Bugünden tam 224 yıl önce, yokluk yine insanların belini kırarken, evler yine toplu halde dağ tepelerine yapılırken, Balıkesir’de Edremit Pazarı çarşamba günleri kurulurmuş.
Yörenin tüm köylüleri pazara gelir, geçim için malını satıp ihtiyaçlarını bu pazardan giderirlermiş.
Kaz Dağı’nın bin 500 metre yüksekliğinde Sarıkız zirvesinde eteklerde kurulu bir obada, bölgenin en güzel kızı Emine yaşardı. Emine, her çarşamba 5 saatlik dağ yolundan getirdiği süt ürünleri ve balı pazarda Hasan’a satardı. Hasan ise getirdiği sebzeleri Emine’ye satardı.
Gide gele aralarında bir muhabbet başlar olmuş ve artık her pazar dönüşü Hasan’ın yaşadığı Zeytinli Köyü’ne kadar yürürler, Emine ise oradan 4 saatlik dağ yolundan evine dönerdi.
İki gencin kalbi birbirine ısındıkça, evlenmeye karar verirler ancak Emine’nin obasında tek bir gelenek vardır. Hasan, Emine’nin obasında yaşamalıdır. Hasan ve yalnız yaşayan annesi, annesinin tek başına kalacak olmasına rağmen bu şartı kabul eder. Ancak, Emine’nin ailesi Hasan’ın zorlu dağ şartlarında ayakta kalamayacağını iddia eder.

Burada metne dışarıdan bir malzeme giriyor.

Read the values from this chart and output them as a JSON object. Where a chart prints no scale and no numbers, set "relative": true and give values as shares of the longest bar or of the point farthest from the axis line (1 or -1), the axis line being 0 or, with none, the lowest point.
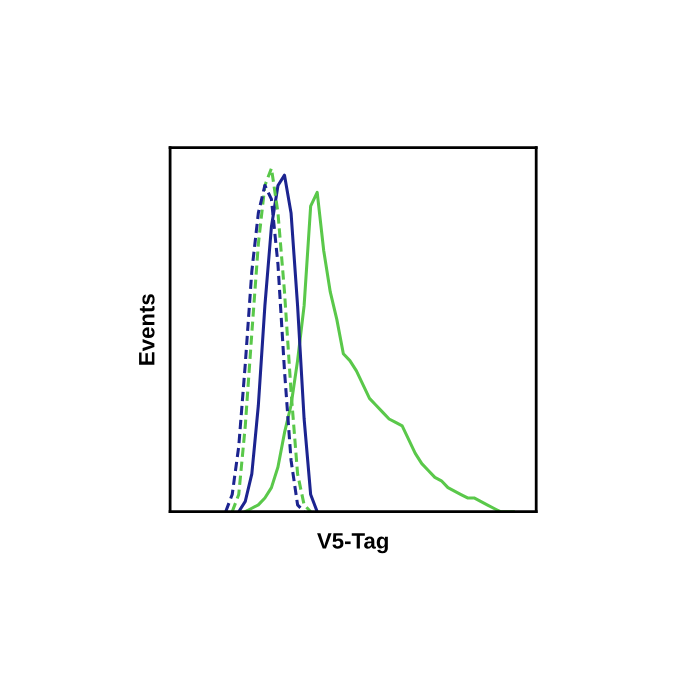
{
  "chart_data": {
    "type": "line",
    "relative": true,
    "xlabel": "V5-Tag",
    "ylabel": "Events",
    "categories": [
      null,
      null,
      null,
      null,
      null,
      null,
      null,
      null,
      null,
      null,
      null,
      null,
      null,
      null,
      null,
      null,
      null,
      null,
      null,
      null,
      null,
      null,
      null,
      null,
      null,
      null,
      null,
      null,
      null,
      null,
      null,
      null,
      null,
      null,
      null,
      null,
      null,
      null,
      null,
      null,
      null,
      null,
      null,
      null,
      null,
      null,
      null,
      null,
      null,
      null,
      null,
      null,
      null,
      null,
      null,
      null
    ],
    "series": [
      {
        "color": "#5ac84a",
        "line_style": "solid",
        "values": [
          null,
          null,
          null,
          null,
          null,
          null,
          null,
          null,
          null,
          null,
          null,
          0,
          0.01,
          0.02,
          0.04,
          0.07,
          0.13,
          0.23,
          0.31,
          0.44,
          0.6,
          0.89,
          0.93,
          0.76,
          0.64,
          0.56,
          0.46,
          0.44,
          0.41,
          0.37,
          0.33,
          0.31,
          0.29,
          0.27,
          0.26,
          0.25,
          0.21,
          0.17,
          0.14,
          0.12,
          0.1,
          0.09,
          0.07,
          0.06,
          0.05,
          0.04,
          0.04,
          0.03,
          0.02,
          0.01,
          0,
          0,
          0,
          null,
          null,
          null
        ]
      },
      {
        "color": "#1c2490",
        "line_style": "solid",
        "values": [
          null,
          null,
          null,
          null,
          null,
          null,
          null,
          null,
          null,
          null,
          0,
          0.03,
          0.11,
          0.31,
          0.6,
          0.83,
          0.95,
          0.98,
          0.87,
          0.6,
          0.27,
          0.05,
          0,
          null,
          null,
          null,
          null,
          null,
          null,
          null,
          null,
          null,
          null,
          null,
          null,
          null,
          null,
          null,
          null,
          null,
          null,
          null,
          null,
          null,
          null,
          null,
          null,
          null,
          null,
          null,
          null,
          null,
          null,
          null,
          null,
          null
        ]
      },
      {
        "color": "#5ac84a",
        "line_style": "dashed",
        "values": [
          null,
          null,
          null,
          null,
          null,
          null,
          null,
          null,
          null,
          0,
          0.05,
          0.25,
          0.52,
          0.78,
          0.95,
          1.0,
          0.87,
          0.64,
          0.35,
          0.11,
          0.02,
          0,
          null,
          null,
          null,
          null,
          null,
          null,
          null,
          null,
          null,
          null,
          null,
          null,
          null,
          null,
          null,
          null,
          null,
          null,
          null,
          null,
          null,
          null,
          null,
          null,
          null,
          null,
          null,
          null,
          null,
          null,
          null,
          null,
          null,
          null
        ]
      },
      {
        "color": "#1c2490",
        "line_style": "dashed",
        "values": [
          null,
          null,
          null,
          null,
          null,
          null,
          null,
          null,
          0,
          0.05,
          0.19,
          0.43,
          0.7,
          0.87,
          0.95,
          0.91,
          0.72,
          0.41,
          0.15,
          0.02,
          0,
          null,
          null,
          null,
          null,
          null,
          null,
          null,
          null,
          null,
          null,
          null,
          null,
          null,
          null,
          null,
          null,
          null,
          null,
          null,
          null,
          null,
          null,
          null,
          null,
          null,
          null,
          null,
          null,
          null,
          null,
          null,
          null,
          null,
          null,
          null
        ]
      }
    ]
  }
}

Bu sebeple Hasan bir sınava tutularak, tuz dolu çuval ile evinden Emine’nin evine yürüme sınavına tabii tutulur.
Annesi Son Kez Gördü!
Başına geleceklerden habersiz annesine son kere sarılan genç, tuz dolu çuvalı sırtlayarak Emine ile birlikte yola koyulur.
Bir saatlik yürüyüş sonunda Beyoba Köyü’ne varan çift, yola devam etmek için kararlıdırlar. Ancak, zavallı Hasan’ın sırtı sıcağın da etkisi ile tuzdan yanmaya başlar. Dişini sıkan sevdalı Hasan, Sutüven Şelalesi’ne ulaştı. Yol yapacak bir belediyenin olmaması üzerine, dere içinde belli belirsiz ilerleyen yolda, taştan taşa hoplaya zıplaya ilerleyen Hasan, iyice yorulur.
Bir anda yorgunluktan yere yığılan Hasan, Emine’nin tüm teşviğine rağmen düştüğü yerden kalkamaz.
Hasan kalan son nefesi ile Emine’ye kaçıp başka yerde yaşamayı teklif eder. İnadından ve ailesinden vazgeçmeyen Emine, tuz çuvalını kendi sırtlar ve “gelirsen evleniriz” diyerek sevdiğini arkasında bırakarak yola koyulur.
Acı ile “Beni burada bırakma, bir yere gidemem, burada ölürüm!” diyen Hasan’ı duymazdan gelerek evinin yolunu tutar.
Obasına varınca Hasan’ı geride bıraktığına pişman olan inatçı Emine, tüm gücüne kuvvetine rağmen gece dışarı çıkmaya çekinerek sabahı bekler.
Sabah olduğunda sevdiğini bıraktığı yere giden Emine, bırakıp gittiği yerde bulamaz aşkını.
Hasan’ın annesi ile her yeri, günlerce aramasına rağmen Hasan ortada yoktur. Hasan’ın sesi kulaklarında mecnun mecnun dolaşan Emine, sevginin kıymetini çok geç anlar.
Hasan Boğuldu!
Bir umutla aklı başından uçmuş halde dolanan Emine, günlerden bir gün Hasan’a hediye ettiği çevreyi şelale suları ayaklarına getirince hepten kaybeder aklını.
Çevreden ulu bir çınarı kendine ecel seçen güzeller güzeli Emine, kendini hediye ettiği çevre ile ulu çınara kendini asar.
Yöre halkı bu olaydan sonra Gökbüvet Şelalesi’nin adını Hasan Boğuldu, Çınar’ın adını ise Emine Çınarı olarak adlandırdı.
Sesini Duyarlar
Anlatılan efsanelerden sonra adı değişen bu yeri ziyaret eden turistler ara ara hala Emine’nin “Hasan! Hasan!” diye bağıran sesini duyduklarını iddia ediyor.